— Авелито… иду домой… Мариано… холодно… признай… очень холодно, очень… что побежден… где же ты, Порсингула… какой белый, Авелито… белый дьявол… колдун… колдун… и черный… много черных людей… бегут, бегут… холодно… быстро бегут… Авелито, Видалито… прощай… прощай!
Авель сидел, слушал. Надо было что-то делать, но что? Сегодня на рассвете он хотел заговорить с дедом, но не знал, что сказать. Он слушал слабый голос, подымавшийся из темноты, и ждал беспомощно. Цеплялся слухом за умиравшие слова, но понапрасну. Он и сам отчаялся уж стать опять здоровым. Так давно эта боль жжет глаза и ломит тело — и что делать, он не знал. Сумрак помещения давил его, как всегда, словно тесная эта коробка, где голос деда и другие голоса звучали и стыли у стен вековечно, замыкала в себе всю вселенную Авеля. В этой комнате он родился, в ней умерли мать его и брат. И сейчас — минутами, часами, днями — ему казалось, что он и не выходил из нее никогда.
Голос был слаб, слова спутывались и не были уже словами. Огонь мерк. Он поднялся, зажег лампу. Вокруг него выросли белые стены, четко обозначились предметы; по белизне стен метнулись тени, а окна стали вдруг черны и непрозрачны, ограничили взгляд, как зеркала. Всего-навсего встал и перешел комнату — и уже болит тело; он присел на корточки, подбросил дров. Подождал, покуда загорится; вокруг поленьев завились остренькие языки, дрова затрещали, застреляли яркими угольками в черный глиняный обвод и в камень очага. В глубине комнаты на стенах слабо заиграла желтая зыбь, и блики, дергаясь, легли на койку, на лицо и волосы Франсиско. Дыхание старика было частым и трудным. Смутно освещенная грудь его вздымалась, опадала, хриплый голос звучал все удаленнее, а взгляд горячечно метался и блуждал.

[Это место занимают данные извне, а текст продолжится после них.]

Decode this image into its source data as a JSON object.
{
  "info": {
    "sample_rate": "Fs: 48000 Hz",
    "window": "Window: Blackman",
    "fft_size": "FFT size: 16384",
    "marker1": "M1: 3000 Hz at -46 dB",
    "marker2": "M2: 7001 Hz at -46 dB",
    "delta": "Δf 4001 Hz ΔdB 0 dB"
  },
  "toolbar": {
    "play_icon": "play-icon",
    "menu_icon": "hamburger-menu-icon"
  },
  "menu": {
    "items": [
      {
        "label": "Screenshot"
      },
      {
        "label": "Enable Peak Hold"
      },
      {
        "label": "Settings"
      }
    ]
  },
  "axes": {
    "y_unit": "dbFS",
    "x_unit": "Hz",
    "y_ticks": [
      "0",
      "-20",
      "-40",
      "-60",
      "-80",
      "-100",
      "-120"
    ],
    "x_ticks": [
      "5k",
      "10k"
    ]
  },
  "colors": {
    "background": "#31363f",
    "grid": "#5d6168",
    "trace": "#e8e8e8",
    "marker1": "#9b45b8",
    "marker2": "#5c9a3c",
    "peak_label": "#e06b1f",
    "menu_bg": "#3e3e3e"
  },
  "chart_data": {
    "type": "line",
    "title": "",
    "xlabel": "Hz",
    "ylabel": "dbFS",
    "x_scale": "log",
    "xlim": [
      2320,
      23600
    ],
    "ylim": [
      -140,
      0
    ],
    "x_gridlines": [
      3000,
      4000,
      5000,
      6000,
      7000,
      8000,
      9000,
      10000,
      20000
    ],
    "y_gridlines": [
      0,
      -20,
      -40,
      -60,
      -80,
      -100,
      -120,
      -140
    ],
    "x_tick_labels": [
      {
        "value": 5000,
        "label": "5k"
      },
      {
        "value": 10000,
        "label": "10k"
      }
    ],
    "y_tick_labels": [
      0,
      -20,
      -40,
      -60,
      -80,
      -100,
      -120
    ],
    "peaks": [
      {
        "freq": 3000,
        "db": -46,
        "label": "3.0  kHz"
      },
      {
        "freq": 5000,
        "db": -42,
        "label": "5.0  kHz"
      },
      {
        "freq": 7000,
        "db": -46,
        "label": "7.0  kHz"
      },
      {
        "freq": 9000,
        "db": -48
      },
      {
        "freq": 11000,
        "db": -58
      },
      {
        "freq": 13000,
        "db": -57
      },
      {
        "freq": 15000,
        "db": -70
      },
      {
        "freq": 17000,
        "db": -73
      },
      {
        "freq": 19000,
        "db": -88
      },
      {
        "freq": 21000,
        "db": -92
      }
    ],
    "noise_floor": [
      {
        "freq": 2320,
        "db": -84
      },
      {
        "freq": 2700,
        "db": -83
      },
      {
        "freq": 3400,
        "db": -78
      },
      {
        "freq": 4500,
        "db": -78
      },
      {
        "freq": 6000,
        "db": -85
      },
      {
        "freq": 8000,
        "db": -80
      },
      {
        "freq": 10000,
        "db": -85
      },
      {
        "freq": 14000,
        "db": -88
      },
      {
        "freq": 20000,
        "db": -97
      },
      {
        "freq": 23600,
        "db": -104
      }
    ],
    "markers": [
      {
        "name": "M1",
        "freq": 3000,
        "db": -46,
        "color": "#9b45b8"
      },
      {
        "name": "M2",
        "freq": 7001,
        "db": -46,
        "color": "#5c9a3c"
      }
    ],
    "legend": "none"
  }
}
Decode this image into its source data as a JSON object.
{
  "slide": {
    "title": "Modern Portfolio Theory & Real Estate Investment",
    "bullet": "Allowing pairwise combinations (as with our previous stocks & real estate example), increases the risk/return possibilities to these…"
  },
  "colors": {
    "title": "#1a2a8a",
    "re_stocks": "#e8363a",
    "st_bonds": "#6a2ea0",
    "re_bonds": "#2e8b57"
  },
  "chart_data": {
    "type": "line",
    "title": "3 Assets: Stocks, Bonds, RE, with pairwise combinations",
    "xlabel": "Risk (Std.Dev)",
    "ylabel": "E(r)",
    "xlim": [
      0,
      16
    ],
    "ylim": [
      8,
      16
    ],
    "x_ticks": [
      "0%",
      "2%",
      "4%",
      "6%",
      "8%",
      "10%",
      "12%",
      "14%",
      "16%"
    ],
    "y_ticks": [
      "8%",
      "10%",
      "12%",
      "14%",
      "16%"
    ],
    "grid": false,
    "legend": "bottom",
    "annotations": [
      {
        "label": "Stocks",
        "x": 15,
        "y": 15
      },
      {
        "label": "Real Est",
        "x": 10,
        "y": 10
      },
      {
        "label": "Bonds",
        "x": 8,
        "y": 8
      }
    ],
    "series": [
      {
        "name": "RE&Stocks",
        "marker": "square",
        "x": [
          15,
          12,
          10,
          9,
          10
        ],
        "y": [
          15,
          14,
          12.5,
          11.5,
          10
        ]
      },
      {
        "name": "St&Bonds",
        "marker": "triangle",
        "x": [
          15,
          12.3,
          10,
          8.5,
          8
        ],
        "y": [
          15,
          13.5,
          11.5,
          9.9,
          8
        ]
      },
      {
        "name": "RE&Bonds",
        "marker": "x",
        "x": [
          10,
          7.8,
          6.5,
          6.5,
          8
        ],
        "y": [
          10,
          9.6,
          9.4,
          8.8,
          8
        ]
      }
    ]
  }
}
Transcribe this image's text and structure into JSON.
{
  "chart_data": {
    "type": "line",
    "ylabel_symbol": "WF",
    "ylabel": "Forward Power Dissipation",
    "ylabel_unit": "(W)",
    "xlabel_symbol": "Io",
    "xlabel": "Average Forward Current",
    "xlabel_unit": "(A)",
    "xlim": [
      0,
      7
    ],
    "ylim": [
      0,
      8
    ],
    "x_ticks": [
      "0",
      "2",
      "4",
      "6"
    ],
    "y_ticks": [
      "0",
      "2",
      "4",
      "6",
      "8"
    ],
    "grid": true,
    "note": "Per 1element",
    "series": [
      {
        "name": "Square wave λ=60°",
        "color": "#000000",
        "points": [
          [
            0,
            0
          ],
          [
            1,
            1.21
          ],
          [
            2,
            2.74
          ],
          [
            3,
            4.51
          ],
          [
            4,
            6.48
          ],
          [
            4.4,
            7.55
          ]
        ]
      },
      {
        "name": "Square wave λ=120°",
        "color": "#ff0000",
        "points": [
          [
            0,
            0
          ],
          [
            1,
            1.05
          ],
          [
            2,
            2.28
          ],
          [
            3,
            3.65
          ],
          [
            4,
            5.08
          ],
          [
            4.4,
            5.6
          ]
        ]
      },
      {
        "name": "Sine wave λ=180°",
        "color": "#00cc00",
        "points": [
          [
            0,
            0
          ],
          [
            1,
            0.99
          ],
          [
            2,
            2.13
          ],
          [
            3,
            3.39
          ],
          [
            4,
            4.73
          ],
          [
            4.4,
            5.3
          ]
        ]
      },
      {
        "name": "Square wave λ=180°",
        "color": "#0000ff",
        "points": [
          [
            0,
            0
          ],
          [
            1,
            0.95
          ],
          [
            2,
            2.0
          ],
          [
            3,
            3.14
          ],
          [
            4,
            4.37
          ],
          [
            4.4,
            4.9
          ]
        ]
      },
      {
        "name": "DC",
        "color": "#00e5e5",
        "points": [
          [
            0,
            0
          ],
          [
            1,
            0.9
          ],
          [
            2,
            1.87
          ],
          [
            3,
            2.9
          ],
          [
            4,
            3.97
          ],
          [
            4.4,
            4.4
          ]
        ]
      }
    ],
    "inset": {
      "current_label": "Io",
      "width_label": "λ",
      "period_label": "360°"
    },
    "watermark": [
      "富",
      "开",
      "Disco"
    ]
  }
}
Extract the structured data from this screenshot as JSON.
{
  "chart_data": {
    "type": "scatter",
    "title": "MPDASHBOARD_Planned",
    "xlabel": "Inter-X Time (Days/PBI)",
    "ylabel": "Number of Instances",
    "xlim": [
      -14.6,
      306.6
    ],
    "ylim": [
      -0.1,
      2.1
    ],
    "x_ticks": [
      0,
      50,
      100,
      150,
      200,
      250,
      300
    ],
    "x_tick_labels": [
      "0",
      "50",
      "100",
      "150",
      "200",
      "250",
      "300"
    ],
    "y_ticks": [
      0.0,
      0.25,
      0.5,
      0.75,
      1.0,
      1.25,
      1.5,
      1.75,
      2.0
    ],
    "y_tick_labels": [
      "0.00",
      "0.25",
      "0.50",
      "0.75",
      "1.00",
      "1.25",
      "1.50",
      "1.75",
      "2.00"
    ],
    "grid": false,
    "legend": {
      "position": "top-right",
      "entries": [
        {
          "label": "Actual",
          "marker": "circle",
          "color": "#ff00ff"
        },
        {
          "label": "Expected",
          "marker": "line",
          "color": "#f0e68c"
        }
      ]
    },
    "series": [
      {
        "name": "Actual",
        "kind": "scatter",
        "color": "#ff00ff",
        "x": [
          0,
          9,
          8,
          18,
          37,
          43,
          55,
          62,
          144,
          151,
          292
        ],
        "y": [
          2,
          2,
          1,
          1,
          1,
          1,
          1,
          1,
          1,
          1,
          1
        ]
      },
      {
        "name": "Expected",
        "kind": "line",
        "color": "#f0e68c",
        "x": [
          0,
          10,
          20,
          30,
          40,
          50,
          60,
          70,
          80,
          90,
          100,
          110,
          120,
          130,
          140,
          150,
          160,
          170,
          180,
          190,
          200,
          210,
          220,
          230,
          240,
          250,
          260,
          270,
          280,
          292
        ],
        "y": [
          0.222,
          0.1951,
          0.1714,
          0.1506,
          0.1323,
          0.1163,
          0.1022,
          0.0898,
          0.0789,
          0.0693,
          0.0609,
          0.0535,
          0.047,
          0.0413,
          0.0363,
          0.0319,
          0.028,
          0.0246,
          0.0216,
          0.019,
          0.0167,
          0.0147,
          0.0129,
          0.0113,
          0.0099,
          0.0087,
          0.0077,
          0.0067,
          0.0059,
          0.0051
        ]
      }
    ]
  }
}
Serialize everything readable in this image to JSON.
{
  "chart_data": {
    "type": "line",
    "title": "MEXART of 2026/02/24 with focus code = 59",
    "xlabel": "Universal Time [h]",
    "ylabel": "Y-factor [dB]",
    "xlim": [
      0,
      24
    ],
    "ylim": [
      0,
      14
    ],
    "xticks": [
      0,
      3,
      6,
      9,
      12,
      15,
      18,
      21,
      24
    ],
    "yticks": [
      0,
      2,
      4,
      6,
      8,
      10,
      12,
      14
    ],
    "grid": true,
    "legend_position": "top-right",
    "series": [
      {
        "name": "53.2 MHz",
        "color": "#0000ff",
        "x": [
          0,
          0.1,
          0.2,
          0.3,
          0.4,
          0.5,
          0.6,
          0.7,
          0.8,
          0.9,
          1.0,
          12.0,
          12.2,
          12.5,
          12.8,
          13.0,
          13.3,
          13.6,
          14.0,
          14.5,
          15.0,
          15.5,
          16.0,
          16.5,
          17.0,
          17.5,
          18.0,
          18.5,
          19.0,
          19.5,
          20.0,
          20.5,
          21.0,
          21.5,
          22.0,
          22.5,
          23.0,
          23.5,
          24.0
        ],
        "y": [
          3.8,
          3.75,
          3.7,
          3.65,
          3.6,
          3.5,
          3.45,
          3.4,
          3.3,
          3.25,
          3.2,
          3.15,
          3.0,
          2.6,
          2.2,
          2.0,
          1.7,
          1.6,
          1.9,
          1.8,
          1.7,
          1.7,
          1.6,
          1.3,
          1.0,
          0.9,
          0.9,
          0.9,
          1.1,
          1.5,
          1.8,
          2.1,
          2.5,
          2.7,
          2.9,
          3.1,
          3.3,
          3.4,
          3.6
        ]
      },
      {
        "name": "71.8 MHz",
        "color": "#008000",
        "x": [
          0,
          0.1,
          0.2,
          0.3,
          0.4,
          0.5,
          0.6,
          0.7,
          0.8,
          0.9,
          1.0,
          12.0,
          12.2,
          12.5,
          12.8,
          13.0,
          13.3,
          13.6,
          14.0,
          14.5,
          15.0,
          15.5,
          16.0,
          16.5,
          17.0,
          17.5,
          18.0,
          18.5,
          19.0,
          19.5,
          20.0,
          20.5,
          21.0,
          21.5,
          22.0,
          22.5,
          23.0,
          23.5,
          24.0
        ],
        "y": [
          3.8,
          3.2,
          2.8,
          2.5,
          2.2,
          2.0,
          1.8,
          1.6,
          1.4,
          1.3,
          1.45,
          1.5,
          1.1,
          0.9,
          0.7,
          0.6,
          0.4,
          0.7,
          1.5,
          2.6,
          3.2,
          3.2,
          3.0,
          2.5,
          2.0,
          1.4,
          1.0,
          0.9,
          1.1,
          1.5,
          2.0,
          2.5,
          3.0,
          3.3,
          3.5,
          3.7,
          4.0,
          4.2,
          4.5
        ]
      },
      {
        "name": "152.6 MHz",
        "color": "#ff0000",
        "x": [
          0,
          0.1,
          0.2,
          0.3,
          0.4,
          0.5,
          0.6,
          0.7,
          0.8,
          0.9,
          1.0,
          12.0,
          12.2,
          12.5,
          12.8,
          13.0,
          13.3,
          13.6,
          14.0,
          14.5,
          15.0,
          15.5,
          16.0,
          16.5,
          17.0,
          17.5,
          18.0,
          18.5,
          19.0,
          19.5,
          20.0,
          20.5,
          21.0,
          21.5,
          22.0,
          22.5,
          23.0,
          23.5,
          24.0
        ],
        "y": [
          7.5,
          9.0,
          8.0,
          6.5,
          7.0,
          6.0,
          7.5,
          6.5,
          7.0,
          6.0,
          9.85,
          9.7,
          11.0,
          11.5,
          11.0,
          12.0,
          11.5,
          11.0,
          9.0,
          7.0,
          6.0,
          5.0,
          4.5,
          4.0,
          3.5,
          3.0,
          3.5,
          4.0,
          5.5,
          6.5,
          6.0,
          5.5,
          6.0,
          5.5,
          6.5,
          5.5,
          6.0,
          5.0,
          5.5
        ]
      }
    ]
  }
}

Авель расправил, подтянул пальто к подбородку деда. Лицо старика горело, губы потрескались и запеклись. Авель намочил платок в воде, осторожно приложил к его губам. Он хотел отереть деду глаза, но они были раскрыты, блуждали, силились что-то увидеть; он покрыл платком горячий лоб. Ничего больше сделать он не мог и снова сел у стола и понурил голову. Вокруг подрагивали отсветами стены; огонь гулко зашумел, холодные черные окна подернулись туманом. Тускло блестели пустые бутылки на столе, и сквозь них искаженно видны были узоры на ветхой клеенке. В прозрачном зеленом теле лампы иссякал керосин, из стекла начинали попархивать тоненькие черные дымки. Становилось поздно, он задремал. Но откуда-то издали, сквозь трудное дедово дыханье, он по-прежнему слышал остаточек голоса, теплящийся в ожидании рассвета — еще одного рассвета… Днем голос хирел, но всякий раз креп сызнова с рассветом. На шести рассветах звучала речь старика, и голос его памяти рассветал, яснел, рос вместе с утром.